Generative AI offers an unexpected but promising opportunity. Unlike previous health technology innovations that aimed to automate or optimize clinical tasks, generative AI excels at communication. It synthesizes complexity, mirrors tone and invites expression. When used thoughtfully, it can serve not as a replacement for human voice but as a conduit for it. 

Sometimes we sense something is wrong before we can describe it. Other times, language becomes the bridge and an act of believing in healing before our bodies have caught up. 

This is not a hypothetical future. Patients and caregivers already are using generative AI to understand their conditions and articulate their experiences. 

Some use platforms like Open Evidence to interpret test results. Others rely on tools like ChatGPT to find the words to explain diagnoses to loved ones or ask clinicians questions they were too overwhelmed to formulate in the moment. Others may use ChatGPT to draft a message to their employer explaining their unpredictable availability, something they would otherwise struggle to articulate. Another patient may generate a script to ask their doctor about a second opinion, finding the courage through clarity. 

Enhancing human connection 

These technologies are not replacing human connection; they are helping people reach for it. They’re making it easier to say the hard thing, ask for help and articulate needs that too often are left unspoken. These tools aren’t just making communication easier; they’re making it human. 

Consider the story of Maria, a fictional patient we developed for the Texas Healthcare Challenge to explore one use case for patient-centered care innovation. In this example, Maria’s medical records reflected a recent colon cancer diagnosis.
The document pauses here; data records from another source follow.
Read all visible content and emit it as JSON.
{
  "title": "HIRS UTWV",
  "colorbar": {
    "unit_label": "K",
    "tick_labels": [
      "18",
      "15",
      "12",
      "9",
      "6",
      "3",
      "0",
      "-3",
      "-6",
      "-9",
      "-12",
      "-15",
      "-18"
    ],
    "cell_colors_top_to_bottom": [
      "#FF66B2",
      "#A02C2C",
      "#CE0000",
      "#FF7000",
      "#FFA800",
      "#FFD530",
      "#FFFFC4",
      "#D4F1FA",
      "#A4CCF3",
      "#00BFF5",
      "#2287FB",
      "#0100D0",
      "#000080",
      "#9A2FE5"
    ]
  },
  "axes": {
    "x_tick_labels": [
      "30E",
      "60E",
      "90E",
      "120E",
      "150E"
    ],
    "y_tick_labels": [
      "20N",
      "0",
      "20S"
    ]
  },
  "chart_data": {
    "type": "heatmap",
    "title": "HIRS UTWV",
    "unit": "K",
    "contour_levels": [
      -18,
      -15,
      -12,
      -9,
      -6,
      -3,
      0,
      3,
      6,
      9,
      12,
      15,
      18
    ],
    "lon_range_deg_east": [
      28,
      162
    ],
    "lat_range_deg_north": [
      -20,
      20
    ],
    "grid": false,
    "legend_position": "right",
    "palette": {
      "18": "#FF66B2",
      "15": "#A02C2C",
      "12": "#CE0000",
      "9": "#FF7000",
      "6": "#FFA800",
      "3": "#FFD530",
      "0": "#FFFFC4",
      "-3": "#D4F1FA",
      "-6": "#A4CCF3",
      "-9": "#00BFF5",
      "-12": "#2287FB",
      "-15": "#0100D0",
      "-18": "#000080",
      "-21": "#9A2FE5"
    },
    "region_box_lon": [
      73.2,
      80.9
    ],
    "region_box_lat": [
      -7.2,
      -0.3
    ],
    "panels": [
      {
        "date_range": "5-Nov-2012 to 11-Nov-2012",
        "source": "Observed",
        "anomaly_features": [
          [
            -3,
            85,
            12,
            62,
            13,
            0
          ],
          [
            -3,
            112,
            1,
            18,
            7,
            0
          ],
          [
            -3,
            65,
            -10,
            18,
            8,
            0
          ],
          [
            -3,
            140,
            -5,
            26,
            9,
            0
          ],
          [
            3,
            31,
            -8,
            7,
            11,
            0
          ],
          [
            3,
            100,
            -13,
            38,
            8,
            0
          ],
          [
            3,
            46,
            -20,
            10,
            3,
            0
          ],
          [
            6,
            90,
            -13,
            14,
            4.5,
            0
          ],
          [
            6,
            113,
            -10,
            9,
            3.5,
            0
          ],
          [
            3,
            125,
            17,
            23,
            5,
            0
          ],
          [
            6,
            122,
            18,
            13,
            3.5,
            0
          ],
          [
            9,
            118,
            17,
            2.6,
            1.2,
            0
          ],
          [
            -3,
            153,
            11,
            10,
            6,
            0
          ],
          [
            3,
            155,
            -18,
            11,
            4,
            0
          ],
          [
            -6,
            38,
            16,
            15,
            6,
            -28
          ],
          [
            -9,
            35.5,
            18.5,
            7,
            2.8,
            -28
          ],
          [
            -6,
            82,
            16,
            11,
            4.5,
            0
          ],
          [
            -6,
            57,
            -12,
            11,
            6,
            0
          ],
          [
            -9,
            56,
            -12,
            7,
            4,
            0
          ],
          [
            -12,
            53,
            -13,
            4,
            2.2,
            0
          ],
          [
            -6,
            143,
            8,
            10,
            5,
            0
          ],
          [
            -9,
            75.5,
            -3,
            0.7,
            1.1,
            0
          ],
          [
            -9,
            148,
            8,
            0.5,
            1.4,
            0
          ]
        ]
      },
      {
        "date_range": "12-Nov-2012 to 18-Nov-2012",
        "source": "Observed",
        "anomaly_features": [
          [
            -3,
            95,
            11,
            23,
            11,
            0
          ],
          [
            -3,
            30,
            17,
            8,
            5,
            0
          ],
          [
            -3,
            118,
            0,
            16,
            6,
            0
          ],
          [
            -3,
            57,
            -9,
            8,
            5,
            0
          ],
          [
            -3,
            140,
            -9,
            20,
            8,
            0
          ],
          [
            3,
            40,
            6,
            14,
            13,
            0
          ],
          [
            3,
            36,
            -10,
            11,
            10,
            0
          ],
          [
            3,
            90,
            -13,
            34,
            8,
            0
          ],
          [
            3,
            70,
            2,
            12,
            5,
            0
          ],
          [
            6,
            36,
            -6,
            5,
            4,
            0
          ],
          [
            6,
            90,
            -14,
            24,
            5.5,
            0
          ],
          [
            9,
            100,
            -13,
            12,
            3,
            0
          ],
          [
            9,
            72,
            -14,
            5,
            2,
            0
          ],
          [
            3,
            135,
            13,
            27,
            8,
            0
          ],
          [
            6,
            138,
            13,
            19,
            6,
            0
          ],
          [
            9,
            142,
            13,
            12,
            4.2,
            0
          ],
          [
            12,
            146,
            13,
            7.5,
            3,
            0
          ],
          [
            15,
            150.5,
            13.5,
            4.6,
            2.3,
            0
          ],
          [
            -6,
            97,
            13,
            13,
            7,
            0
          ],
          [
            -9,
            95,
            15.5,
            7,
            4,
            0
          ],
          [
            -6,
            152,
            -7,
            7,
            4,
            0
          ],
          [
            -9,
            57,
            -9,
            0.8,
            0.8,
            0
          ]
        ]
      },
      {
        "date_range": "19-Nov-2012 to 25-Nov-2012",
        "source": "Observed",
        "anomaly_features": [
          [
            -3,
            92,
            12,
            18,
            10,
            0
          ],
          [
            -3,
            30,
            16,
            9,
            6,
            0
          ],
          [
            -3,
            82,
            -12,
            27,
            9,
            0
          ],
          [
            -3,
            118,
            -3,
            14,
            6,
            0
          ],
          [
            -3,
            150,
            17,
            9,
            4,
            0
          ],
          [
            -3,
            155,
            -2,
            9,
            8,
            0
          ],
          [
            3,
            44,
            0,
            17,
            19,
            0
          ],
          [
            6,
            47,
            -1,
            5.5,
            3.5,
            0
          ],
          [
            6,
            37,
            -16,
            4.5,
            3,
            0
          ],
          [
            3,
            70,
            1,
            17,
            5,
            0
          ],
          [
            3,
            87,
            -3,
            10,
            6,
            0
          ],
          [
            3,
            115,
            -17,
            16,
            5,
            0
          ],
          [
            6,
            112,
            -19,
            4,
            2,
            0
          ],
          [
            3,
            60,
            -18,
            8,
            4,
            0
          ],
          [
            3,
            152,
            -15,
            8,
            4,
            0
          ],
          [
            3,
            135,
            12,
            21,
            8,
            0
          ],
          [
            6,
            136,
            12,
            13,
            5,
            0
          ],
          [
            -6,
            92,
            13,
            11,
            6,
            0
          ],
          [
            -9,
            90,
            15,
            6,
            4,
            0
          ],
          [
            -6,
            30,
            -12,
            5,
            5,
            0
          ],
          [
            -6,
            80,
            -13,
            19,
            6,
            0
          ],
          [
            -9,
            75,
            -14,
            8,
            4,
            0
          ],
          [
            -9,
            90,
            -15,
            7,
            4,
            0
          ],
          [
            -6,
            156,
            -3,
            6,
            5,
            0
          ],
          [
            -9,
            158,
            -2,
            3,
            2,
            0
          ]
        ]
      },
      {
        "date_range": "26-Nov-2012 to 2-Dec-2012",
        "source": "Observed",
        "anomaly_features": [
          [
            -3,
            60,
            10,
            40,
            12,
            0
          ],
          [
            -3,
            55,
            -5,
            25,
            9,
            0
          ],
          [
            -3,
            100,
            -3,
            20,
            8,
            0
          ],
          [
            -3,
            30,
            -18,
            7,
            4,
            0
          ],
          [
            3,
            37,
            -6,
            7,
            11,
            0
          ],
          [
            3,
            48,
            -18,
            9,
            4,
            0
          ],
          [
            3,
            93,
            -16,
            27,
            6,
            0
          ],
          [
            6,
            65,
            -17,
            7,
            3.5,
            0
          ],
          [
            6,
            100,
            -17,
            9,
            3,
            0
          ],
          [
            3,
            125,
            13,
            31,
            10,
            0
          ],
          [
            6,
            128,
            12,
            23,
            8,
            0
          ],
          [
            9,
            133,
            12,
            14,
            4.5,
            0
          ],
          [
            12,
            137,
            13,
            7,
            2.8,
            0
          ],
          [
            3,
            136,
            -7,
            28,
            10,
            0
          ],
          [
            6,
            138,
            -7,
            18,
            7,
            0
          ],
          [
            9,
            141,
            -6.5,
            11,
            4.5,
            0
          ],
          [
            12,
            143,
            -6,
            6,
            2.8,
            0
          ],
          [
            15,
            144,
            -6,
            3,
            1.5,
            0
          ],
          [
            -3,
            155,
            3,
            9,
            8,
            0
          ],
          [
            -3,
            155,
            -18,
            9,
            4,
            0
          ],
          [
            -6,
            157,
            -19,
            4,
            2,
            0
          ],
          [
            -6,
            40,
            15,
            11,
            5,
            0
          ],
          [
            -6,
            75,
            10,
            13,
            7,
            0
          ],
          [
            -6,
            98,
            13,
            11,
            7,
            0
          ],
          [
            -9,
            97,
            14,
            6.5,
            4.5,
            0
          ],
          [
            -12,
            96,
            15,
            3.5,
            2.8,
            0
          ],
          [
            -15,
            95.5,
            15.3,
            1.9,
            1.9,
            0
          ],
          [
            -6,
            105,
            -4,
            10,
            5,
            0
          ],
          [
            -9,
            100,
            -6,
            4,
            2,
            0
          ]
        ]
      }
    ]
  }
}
What those records did not capture, however, was that just one day earlier, her husband had served her divorce papers. That context (emotional, relational, deeply human) was invisible in the clinical narrative, yet it profoundly shaped her capacity to cope, her support system and likely, her health outcomes. 

A system that ignores this dimension is incomplete. A wise clinician might have brought in a social worker, offered legal support or engaged palliative care early, not as a signal of terminal illness, but as a recognition that support must meet patients where they are. 

These types of interventions require more than clinical intuition. They require intentional communication strategies and a commitment to hearing what is often unsaid. This is the domain of healthcare communication professionals, those who craft the language of informed consent, design culturally relevant patient materials and create trauma-informed messaging. Their work bridges the clinical and the human, translating complexity into clarity and compassion. 

Many communications professionals are among the first to experiment with generative AI. They recognize that at its core, this technology is about meaning-making. It can help structure chaos, give form to fear and invite expression in moments where language often fails. But to do this well, it must be guided with care. AI cannot replace the human voice, but it can help amplify it — if those who understand storytelling and human behavior are at the helm. 

Making healthcare more human 

There is a growing call to make healthcare more human. However, solving a human problem with technology alone will always fall short. The missing piece is not more tools, but more voice; more space for patients and caregivers to express their reality in ways that shape care meaningfully. 

Narrative is not a luxury in healthcare. It is a form of data, a form of insight and, for many, a form of healing. If we ignore it, we risk designing systems that respond to records, not realities. But if we invest in it, we may discover better ways to deliver care that is not just documented but dignified. 

Let’s build technology that doesn’t just document care but dignifies it. Let us not build around patients and caregivers. Let us build with them; let’s co-create with them.  

Patient and caregiver stories have always been there. The question is whether we are listening and acting on what we hear. 

Erica Olenski is associate vice president of FINN Partners.